Тут он поднял вверх указательный палец.

— И вот еще что. Сегодня нечто непонятное случилось, то ли с аппаратурой что-то, но она вроде в порядке, я проверил, то ли еще какая-то непозволительная накладка. Почти вся ваша сегодняшняя встреча с этим вашим Ити — ну и имечко вы ему выбрали, прости Господи — почему-то не записалась, что-то типа помех. Вы не знаете, почему? И что вообще там сегодня было?

Я с самым честным видом ответил:

— Не имею ни малейшего представления — почему. Все, как всегда: он танцевал, потом мы расстались. Правда, странность одну заметил…

— Да-да! Какую? — вскинулся Никита Петрович.

— Раньше он меня почти всегда до самого кратера провожал, а сегодня умчался намного раньше, будто спешил куда-то.

— А если по времени, то вы даже дольше с ним пробыли, чем обычно.

— Может, он поэтому и спешил?

— Может быть, может быть.
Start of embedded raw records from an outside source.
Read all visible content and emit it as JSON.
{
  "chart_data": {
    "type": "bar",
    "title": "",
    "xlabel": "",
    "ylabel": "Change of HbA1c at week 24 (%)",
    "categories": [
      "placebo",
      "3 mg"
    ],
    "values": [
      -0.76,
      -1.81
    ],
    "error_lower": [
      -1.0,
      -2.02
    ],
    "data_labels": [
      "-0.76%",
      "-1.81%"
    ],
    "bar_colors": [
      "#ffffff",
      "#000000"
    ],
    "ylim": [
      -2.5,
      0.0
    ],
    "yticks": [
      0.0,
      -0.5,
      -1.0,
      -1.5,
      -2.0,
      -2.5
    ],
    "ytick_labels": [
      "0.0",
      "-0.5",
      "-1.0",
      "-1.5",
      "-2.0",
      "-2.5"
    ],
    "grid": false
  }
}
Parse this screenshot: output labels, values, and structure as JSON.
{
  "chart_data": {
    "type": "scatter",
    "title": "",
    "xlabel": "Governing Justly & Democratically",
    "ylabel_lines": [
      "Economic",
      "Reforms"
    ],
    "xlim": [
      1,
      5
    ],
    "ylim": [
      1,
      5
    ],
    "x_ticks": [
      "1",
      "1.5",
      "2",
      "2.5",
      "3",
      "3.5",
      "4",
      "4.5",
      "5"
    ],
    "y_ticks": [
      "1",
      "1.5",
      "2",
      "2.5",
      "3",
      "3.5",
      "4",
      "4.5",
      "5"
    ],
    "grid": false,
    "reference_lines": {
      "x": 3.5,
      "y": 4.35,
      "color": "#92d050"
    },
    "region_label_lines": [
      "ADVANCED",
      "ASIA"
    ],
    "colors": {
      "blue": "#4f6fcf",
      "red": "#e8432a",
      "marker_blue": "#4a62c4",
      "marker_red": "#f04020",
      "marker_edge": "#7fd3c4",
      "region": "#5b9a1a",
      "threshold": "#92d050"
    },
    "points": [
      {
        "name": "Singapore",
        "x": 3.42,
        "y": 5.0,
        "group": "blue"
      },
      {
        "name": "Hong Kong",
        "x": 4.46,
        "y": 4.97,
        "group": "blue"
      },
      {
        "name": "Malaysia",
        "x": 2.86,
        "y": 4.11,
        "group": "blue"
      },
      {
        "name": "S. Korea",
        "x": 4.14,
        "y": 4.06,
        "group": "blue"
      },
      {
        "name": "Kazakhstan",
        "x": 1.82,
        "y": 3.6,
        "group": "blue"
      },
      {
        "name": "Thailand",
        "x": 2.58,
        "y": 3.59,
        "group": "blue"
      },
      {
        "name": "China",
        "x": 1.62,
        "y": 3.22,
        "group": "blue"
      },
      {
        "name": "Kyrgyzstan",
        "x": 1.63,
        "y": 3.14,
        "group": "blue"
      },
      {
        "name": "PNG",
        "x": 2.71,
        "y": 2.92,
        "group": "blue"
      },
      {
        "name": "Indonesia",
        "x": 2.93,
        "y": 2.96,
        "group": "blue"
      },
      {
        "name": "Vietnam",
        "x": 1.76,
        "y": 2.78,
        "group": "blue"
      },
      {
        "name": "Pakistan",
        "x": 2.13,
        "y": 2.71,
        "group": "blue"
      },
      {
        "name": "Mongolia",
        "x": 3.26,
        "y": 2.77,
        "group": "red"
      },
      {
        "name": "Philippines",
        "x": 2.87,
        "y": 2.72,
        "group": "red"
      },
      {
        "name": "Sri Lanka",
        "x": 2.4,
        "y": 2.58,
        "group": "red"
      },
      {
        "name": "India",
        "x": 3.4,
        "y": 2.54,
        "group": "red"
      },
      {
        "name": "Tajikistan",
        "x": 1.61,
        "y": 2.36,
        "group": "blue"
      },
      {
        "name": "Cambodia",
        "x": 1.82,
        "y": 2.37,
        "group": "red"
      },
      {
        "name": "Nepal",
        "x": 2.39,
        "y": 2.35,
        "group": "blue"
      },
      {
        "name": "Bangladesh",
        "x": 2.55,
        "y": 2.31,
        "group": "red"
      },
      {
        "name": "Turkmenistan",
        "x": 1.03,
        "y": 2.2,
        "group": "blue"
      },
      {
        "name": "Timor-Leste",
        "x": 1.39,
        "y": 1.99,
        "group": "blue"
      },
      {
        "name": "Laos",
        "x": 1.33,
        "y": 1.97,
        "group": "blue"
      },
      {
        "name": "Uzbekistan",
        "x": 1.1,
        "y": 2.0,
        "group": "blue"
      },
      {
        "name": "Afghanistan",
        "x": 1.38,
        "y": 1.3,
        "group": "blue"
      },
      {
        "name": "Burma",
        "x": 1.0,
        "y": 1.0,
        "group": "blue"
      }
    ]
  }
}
А может и не быть.

— Может и не быть, — уступчиво согласился я. — А тогда как?

Никита Петрович недовольно поморщился. Кажется, ему не понравилось, что задаю вопросы я, а не он.

— Словом, так, — сказал он. — Никому ничего. Записи передавать мне. Если вдруг запись не получилась, встречаемся, передаешь на словах. Советую запоминать все детали.

Я вежливо поинтересовался:

— Мы уже на ты, Никитушка? Я уже на тебя работаю?

Никита Петрович при этих моих словах совсем вызверился, наверное, подтошнила ему уже его незамысловатая роль.

— А вот не надо было с дьяволами заигрывать, — почти рявкнул он и сгинул из моей комнаты.


Я, честно говоря, не знал, что делать. Почему-то, сам не понимаю почему, мне не хотелось сдавать спецагенту этого дьяволенка. Про контакт и высокую политику я все понимал и даже согласен был с Никитой Петровичем, что не моего ума это дело. Но этот контакт был мой контакт. Это не был контакт между народами. Это был контакт между двумя (теперь уже тремя) частными существами, и спецслужбы к нему никакого отношения не имели. Если б я рассказал этому незамысловатому про дьяволенка, я бы вроде как предал и его, и его мамашу (теперь я считал, что Ити — это она), пусть там хоть что, хоть какие высокие интересы. Не мог я этого допустить.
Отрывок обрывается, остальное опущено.